Dom 20.04.2008

EL PAíS  › OPINION

El síndrome Cattamarancio

› Por Juan Sasturain

Hay un cuento de Fontanarrosa –parece que siempre hay uno– que se llama “Qué lástima, Cattamarancio”. Muchos lo recordarán. Se publicó en la revista SuperHumor en 1981 o 1982, es decir, en las postrimerías de la Dictadura, y después el Negro lo recogió en uno de sus primeros libros. El relato es una memorable sátira a las transmisiones futboleras al estilo José María Muñoz, el “relator de América”, con sus conexiones múltiples y su infinita capacidad para achatar, nivelar, ecualizar realidades, mezclar voces y proponer consignas desde la omnipotencia berreta (y alienada) de una cabina de transmisión deportiva.

En el cuento de Fontanarrosa, la voz del relator va mezclando en un crescendo patético las incidencias del partido que transmite con las alarmantes noticias que le llegan del exterior (la Realidad, digamos: el resto del universo que sigue existiendo fuera de la cancha) hasta llegar a trivializar la catástrofe que, en forma de densas y ominosas nubes verdes, se cierne sobre la cancha. Es decir: se aproxima poco menos que el Apocalipsis y el relator corta esas informaciones –me acuerdo ahora que el de la conexión se llama Ortiz Acosta– porque tiene que transmitir un corner. Llega el envío y una vez más se lo pierde el delantero que ha tenido una tarde fatal para el arco: “Qué lástima, Cattamarancio”, dice el relator y la pelota sale del área y el fútbol sigue mientras las nubes verdes ya cubren el estadio.

Publicado en ese momento y con el fresco recuerdo del Mundial ’78 y del vergonzoso papel cumplido por los voceros deportivos de la versión oficial de la “campaña antiargentina” acuñada por la Dictadura, el texto de Fontanarrosa adquiría una significación política (hoy acaso diluida) que se sumaba al soberbio humor negro del Negro.

Viene al caso el cuento porque en estos días –sobre todo la noche que volví con el Obelisco borroneado a casa, prendí la tele y me encontré con González Oro y el incombustible Menem dando clases de terror político por el canal de Hadad– me volvieron una y otra vez las imágenes del cuento de Fontanarrosa.
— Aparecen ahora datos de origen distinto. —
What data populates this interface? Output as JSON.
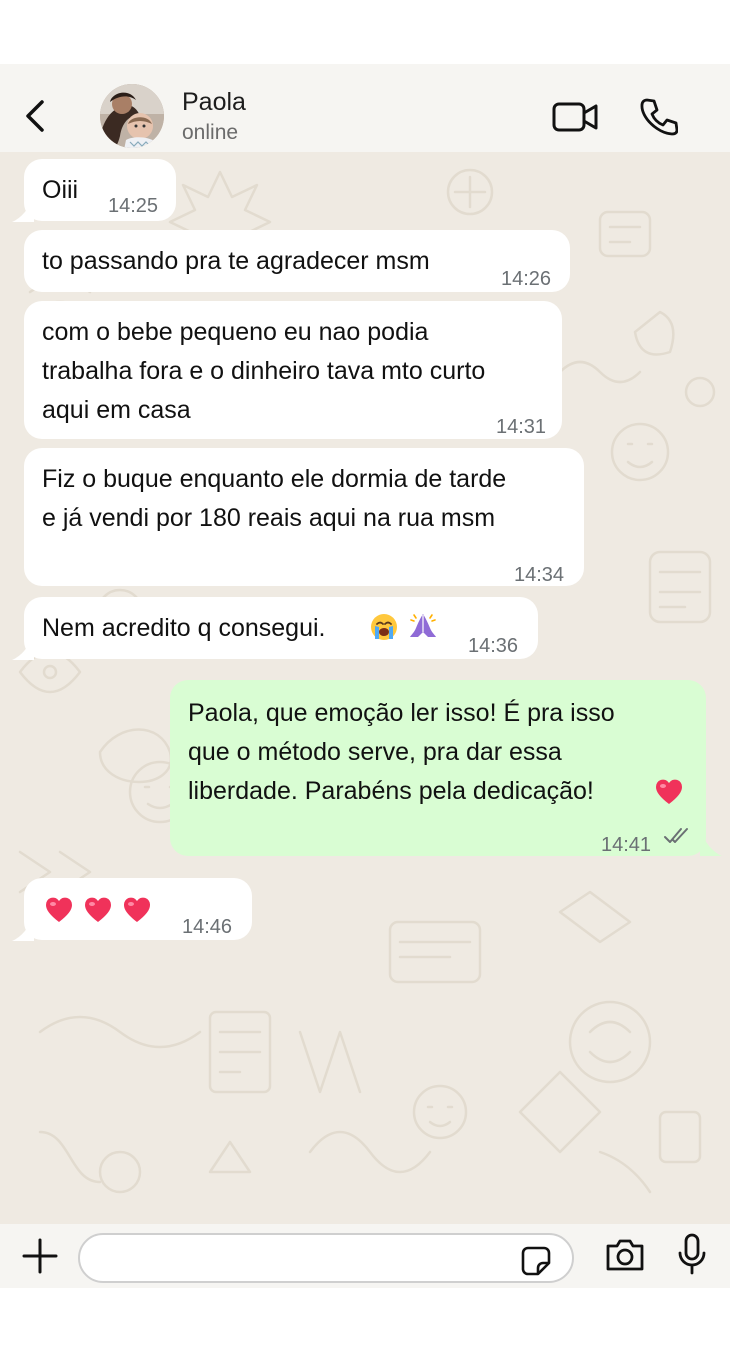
{
  "header": {
    "contact_name": "Paola",
    "contact_status": "online"
  },
  "messages": [
    {
      "direction": "in",
      "text": "Oiii",
      "time": "14:25"
    },
    {
      "direction": "in",
      "text": "to passando pra te agradecer msm",
      "time": "14:26"
    },
    {
      "direction": "in",
      "lines": [
        "com o bebe pequeno eu nao podia",
        "trabalha fora e o dinheiro tava mto curto",
        "aqui em casa"
      ],
      "time": "14:31"
    },
    {
      "direction": "in",
      "lines": [
        "Fiz o buque enquanto ele dormia de tarde",
        "e já vendi por 180 reais aqui na rua msm"
      ],
      "time": "14:34"
    },
    {
      "direction": "in",
      "text": "Nem acredito q consegui.",
      "emojis": [
        "loudly-crying-face",
        "folded-hands"
      ],
      "time": "14:36"
    },
    {
      "direction": "out",
      "lines": [
        "Paola, que emoção ler isso! É pra isso",
        "que o método serve, pra dar essa",
        "liberdade. Parabéns pela dedicação!"
      ],
      "emojis": [
        "red-heart"
      ],
      "time": "14:41",
      "status": "read"
    },
    {
      "direction": "in",
      "emojis": [
        "red-heart",
        "red-heart",
        "red-heart"
      ],
      "time": "14:46"
    }
  ],
  "composer": {
    "placeholder": ""
  },
  "colors": {
    "wallpaper": "#efeae2",
    "incoming": "#ffffff",
    "outgoing": "#d9fdd3",
    "heart": "#f0325a"
  }
}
Quiero decir: no es que hoy con la cerrazón del cielo y el humo insidioso se esté viniendo el Apocalipsis mientras la tele nos distrae con boludeces. Nada de eso. No hay Apocalipsis sino quema de pastos con más o menos mala suerte o mala leche. Pero es como si se diera el Síndrome Cattamarancio invertido: estamos parados en un lugar de pensamiento y especulación (en el doble sentido, filosófico y político) en que todo signo pide, casi exige, se regala, para ser leído apocalípticamente.
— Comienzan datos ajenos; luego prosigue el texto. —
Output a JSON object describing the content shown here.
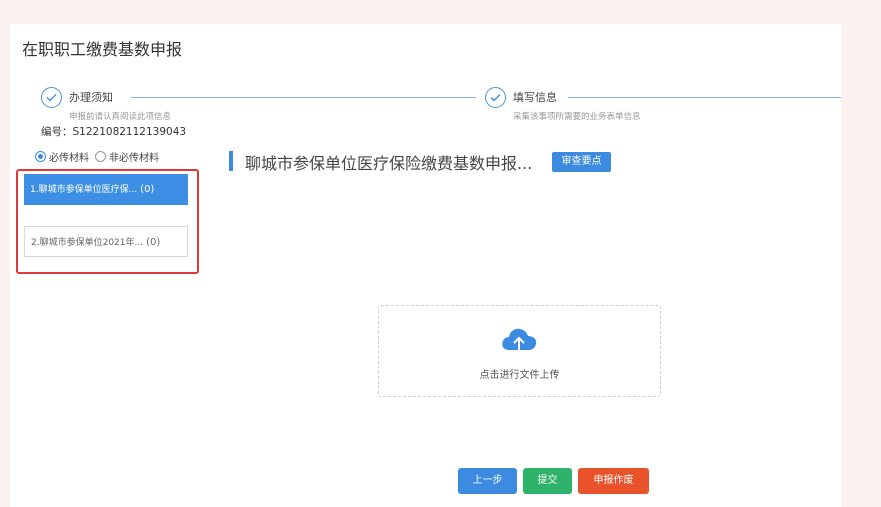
{
  "page": {
    "title": "在职职工缴费基数申报"
  },
  "steps": [
    {
      "title": "办理须知",
      "desc": "申报前请认真阅读此项信息"
    },
    {
      "title": "填写信息",
      "desc": "采集该事项所需要的业务表单信息"
    }
  ],
  "serial": "编号：S1221082112139043",
  "material_filter": {
    "options": [
      {
        "label": "必传材料",
        "selected": true
      },
      {
        "label": "非必传材料",
        "selected": false
      }
    ]
  },
  "materials": [
    {
      "label": "1.聊城市参保单位医疗保...",
      "count": "(0)",
      "active": true
    },
    {
      "label": "2.聊城市参保单位2021年...",
      "count": "(0)",
      "active": false
    }
  ],
  "content": {
    "title": "聊城市参保单位医疗保险缴费基数申报...",
    "review_button": "审查要点"
  },
  "upload": {
    "text": "点击进行文件上传",
    "icon": "cloud-upload-icon"
  },
  "actions": {
    "prev": "上一步",
    "submit": "提交",
    "void": "申报作废"
  },
  "colors": {
    "primary": "#3c8be0",
    "success": "#2fb36a",
    "danger": "#e8532b",
    "highlight": "#e0373b"
  }
}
¿Quién no ha oído decir ligera, “inteligentemente”, en estos días, que esto –la quema y el humo– no es sino un símbolo de cómo está el país, de lo que pasa? Incluso la remanida idea de la “cortina de humo” que se le regala a la cómoda suspicacia. Es tan fácil leerlo como metáfora de la incapacidad del Gobierno para reaccionar a tiempo y bien ante “los problemas que queman”, como condensar en este supuesto “gesto del campo” toda una manera de cargarse al resto del país, cagarse en los demás.

Paremos la mano. Basta de soplar las llamas. Mejor soplemos el humo. Y tratemos de ver mejor.